In short order, Sullivan noted, the entire roof of the church was on fire. He said that the dry wood of the nearly 150-year-old church burned ferociously, giving off a high level of radiant heat. He said that the Artichokes restaurant building next door to the church was “steaming” from the heat and windows on the side of that building facing the church cracked. The vinyl siding on an out-building on the church property melted from the heat.
There were three or four hours of active burning before firefighters were able to get the fire under control, and they remained there all night and into this morning fighting hot spots.
Engines and ladder companies came from Reading, Stoneham, Melrose, Saugus, Woburn, Lynnfield, Malden, North Reading, Middleton, Burlington, Peabody, Winchester, Revere, Lynn, Danvers, Lexington and Salem. A total of 20 engines and seven ladder trucks were involved in fighting the fire. Wakefield Firefighter Daniel Paglia came in for high praise for the way he calmly orchestrated the movement of those companies.

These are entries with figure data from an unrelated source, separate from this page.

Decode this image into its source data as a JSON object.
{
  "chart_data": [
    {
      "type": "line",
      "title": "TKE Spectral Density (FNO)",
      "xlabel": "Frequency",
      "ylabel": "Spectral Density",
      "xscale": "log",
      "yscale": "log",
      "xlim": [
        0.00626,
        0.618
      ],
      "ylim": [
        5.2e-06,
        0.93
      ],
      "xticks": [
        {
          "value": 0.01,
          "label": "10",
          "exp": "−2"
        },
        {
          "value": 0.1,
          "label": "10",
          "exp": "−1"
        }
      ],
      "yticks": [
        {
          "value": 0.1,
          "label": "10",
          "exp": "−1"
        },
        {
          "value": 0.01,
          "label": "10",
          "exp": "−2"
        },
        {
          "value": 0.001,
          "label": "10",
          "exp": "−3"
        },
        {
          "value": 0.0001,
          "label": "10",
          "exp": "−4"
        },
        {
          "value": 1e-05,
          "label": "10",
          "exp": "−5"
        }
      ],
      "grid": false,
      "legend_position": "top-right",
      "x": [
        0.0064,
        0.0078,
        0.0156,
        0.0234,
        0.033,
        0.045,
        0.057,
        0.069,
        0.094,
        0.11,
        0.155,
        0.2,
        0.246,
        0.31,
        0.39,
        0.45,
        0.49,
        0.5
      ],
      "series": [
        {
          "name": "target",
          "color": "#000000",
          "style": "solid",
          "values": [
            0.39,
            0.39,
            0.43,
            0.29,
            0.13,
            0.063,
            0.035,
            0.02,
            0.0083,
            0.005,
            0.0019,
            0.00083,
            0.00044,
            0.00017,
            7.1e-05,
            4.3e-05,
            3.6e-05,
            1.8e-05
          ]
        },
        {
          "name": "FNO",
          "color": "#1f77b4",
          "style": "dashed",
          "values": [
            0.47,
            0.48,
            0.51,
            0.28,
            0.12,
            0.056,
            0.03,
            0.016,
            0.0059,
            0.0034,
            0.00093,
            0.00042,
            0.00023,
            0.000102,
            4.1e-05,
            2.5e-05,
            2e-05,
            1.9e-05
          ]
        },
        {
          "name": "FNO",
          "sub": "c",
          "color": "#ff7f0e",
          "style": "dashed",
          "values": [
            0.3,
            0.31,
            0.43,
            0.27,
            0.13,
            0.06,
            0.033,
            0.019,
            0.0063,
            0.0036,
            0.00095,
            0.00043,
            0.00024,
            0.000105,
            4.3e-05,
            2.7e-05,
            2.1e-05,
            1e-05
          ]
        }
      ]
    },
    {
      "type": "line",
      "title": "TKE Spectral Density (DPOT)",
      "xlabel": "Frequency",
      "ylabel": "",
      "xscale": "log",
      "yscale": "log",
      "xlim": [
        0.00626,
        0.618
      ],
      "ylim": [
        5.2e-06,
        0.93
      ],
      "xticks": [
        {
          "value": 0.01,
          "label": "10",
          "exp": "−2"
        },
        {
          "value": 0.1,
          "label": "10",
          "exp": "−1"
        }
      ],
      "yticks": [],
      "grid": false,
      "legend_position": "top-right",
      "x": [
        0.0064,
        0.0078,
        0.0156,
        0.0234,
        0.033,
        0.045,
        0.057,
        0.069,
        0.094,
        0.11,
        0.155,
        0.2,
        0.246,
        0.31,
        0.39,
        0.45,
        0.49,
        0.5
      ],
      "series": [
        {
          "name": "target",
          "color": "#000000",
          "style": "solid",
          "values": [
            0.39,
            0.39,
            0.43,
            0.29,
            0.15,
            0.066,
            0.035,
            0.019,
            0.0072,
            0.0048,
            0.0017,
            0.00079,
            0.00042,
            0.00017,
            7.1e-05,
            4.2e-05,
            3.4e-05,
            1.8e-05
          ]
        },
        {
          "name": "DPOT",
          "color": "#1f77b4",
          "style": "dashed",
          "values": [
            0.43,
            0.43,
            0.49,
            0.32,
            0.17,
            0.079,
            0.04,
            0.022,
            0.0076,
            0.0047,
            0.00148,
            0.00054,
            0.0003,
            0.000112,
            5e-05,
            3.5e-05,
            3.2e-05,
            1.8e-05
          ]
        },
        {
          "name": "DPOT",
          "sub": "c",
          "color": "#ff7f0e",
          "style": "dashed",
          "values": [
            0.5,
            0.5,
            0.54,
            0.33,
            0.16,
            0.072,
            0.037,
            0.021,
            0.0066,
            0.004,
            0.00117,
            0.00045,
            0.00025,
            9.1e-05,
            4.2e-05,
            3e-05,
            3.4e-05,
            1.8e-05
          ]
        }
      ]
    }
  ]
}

Sullivan called the church “a total loss. I don’t see how any part of the church could be saved.” He estimated the damage at at least $1 million.
The church was not equipped with a sprinkler system, Sullivan said, noting that there had been no significant construction at the church in recent years that would have triggered the requirement to install sprinklers. Had there been sprinklers, Sullivan said, it might have slowed the flames somewhat but it still would have been a major fire due to the age of the church. Most churches in Wakefield do have sprinkler systems, he said.
Sullivan said that firefighters used over 15 hydrants in the downtown area, Yale Avenue, Church Street and North Avenue. The DPW boosted water pressure to the area to help get more water on the fire. More than 100 firefighters dumped several million gallons of water onto the fire.
The church was also home to the Tall Spire Nursery School, where hundreds of children began their education over the years.
— Mark Sardella contributed to this report.